Retrieval-augmented generation is the most common pattern in production AI systems we ship. The 30-minute tutorial version of RAG (chunk, embed, query, generate) is famously easy to demo and famously hard to make reliable. This post is about the gap between demo and production.
The five real problems
Demo RAG systems hide five problems that production RAG systems have to confront: chunking strategy, retrieval quality, prompt engineering for grounded generation, evaluation, and operational cost. Solve four out of five and the system will quietly fail on the fifth.
Chunking is harder than it looks
Default fixed-size chunking gives you adequate retrieval on adequate data. Real-world documents have structure (headings, tables, footnotes) that fixed-size chunking obliterates. We almost always end up with a custom chunker that respects document structure, plus a separate path for tabular data that goes nowhere near a chunker.
Hybrid retrieval beats vector-only
Pure vector search is excellent at semantic similarity and bad at exact-match queries. Pure keyword search is the opposite. Production RAG almost always combines both, with reranking on top to fuse the results. The cost is one extra service in the stack; the quality difference is dramatic.
Grounded generation requires explicit prompting
Telling a model to use the retrieved context is not enough. We use a structured prompt that distinguishes context from instructions, forces citation, and includes refusal patterns for when retrieval returns no relevant material. Hallucinations are mostly a prompt design problem at this stage of the stack, not a model problem.

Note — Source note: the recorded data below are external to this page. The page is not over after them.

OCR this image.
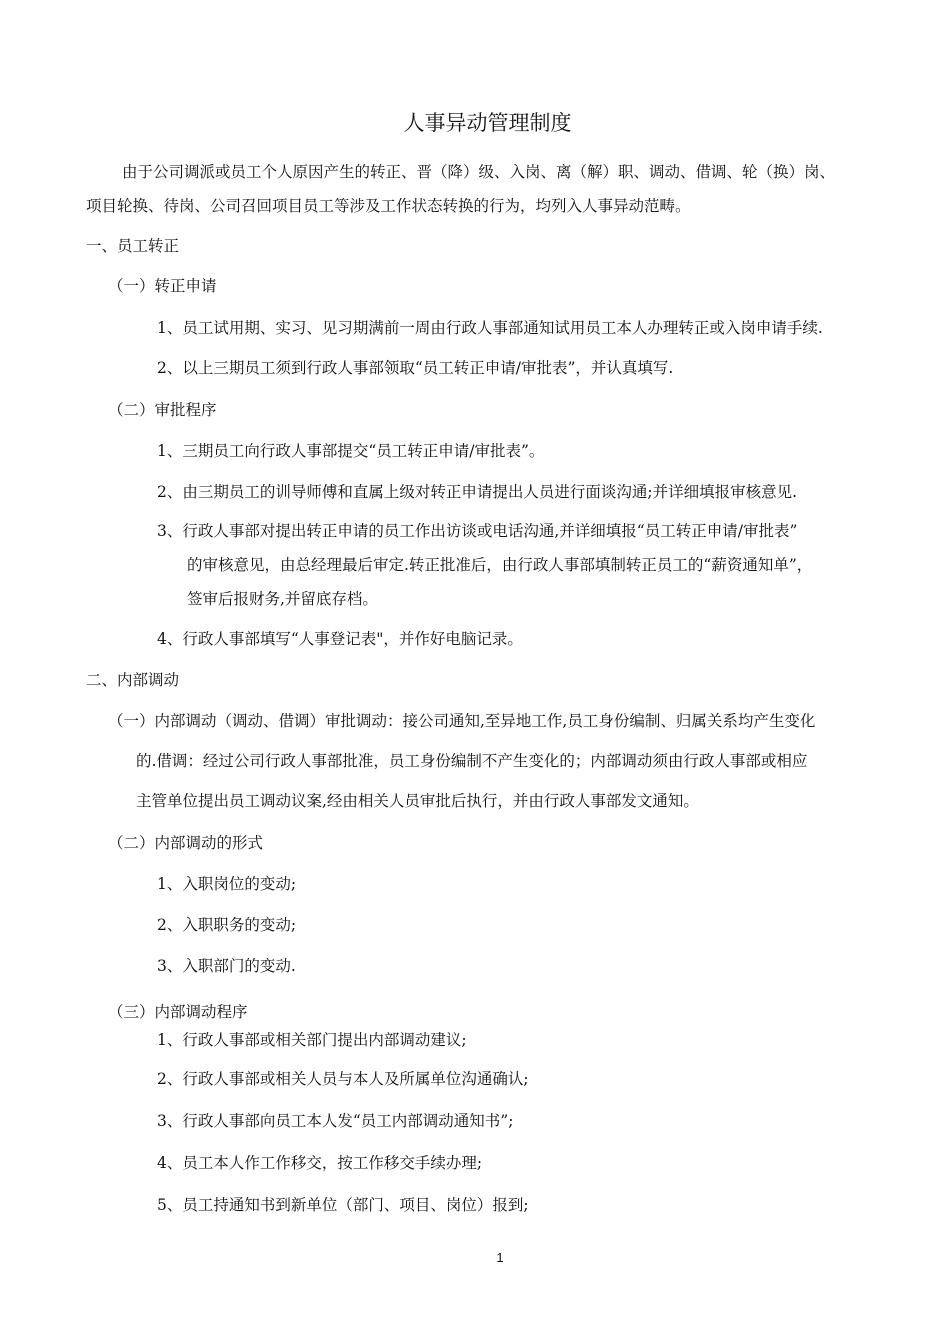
人事异动管理制度
由于公司调派或员工个人原因产生的转正、晋（降）级、入岗、离（解）职、调动、借调、轮（换）岗、
项目轮换、待岗、公司召回项目员工等涉及工作状态转换的行为，均列入人事异动范畴。
一、员工转正
（一）转正申请
1、员工试用期、实习、见习期满前一周由行政人事部通知试用员工本人办理转正或入岗申请手续.
2、以上三期员工须到行政人事部领取“员工转正申请/审批表”，并认真填写.
（二）审批程序
1、三期员工向行政人事部提交“员工转正申请/审批表”。
2、由三期员工的训导师傅和直属上级对转正申请提出人员进行面谈沟通;并详细填报审核意见.
3、行政人事部对提出转正申请的员工作出访谈或电话沟通,并详细填报“员工转正申请/审批表”
的审核意见，由总经理最后审定.转正批准后，由行政人事部填制转正员工的“薪资通知单”，
签审后报财务,并留底存档。
4、行政人事部填写“人事登记表"，并作好电脑记录。
二、内部调动
（一）内部调动（调动、借调）审批调动：接公司通知,至异地工作,员工身份编制、归属关系均产生变化
的.借调：经过公司行政人事部批准，员工身份编制不产生变化的；内部调动须由行政人事部或相应
主管单位提出员工调动议案,经由相关人员审批后执行，并由行政人事部发文通知。
（二）内部调动的形式
1、入职岗位的变动;
2、入职职务的变动;
3、入职部门的变动.
（三）内部调动程序
1、行政人事部或相关部门提出内部调动建议;
2、行政人事部或相关人员与本人及所属单位沟通确认;
3、行政人事部向员工本人发“员工内部调动通知书”;
4、员工本人作工作移交，按工作移交手续办理;
5、员工持通知书到新单位（部门、项目、岗位）报到;
1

Evaluation is the difference between a demo and a system
Build an evaluation harness with at least 50 real user questions and expected answers. Run it on every change to retrieval, prompts, or models. Without evaluation, every improvement is a vibes-based decision; with it, you can move fast without breaking what already worked.
Operational cost
Most teams worry about model inference cost. In our experience, retrieval and reranking costs are the bigger surprise as usage scales, especially if you are using a managed vector database with per-query pricing. Plan the cost model up front; it changes which architectures are viable.
What we ship
A typical AI Advisory RAG build includes a custom chunker for the document type, hybrid retrieval with reranking, a structured prompt template with citation, an evaluation harness as part of CI, and a cost-aware deployment that distinguishes between cheap-and-fast and slow-and-precise paths. The pieces are not novel; the discipline of getting all of them right is.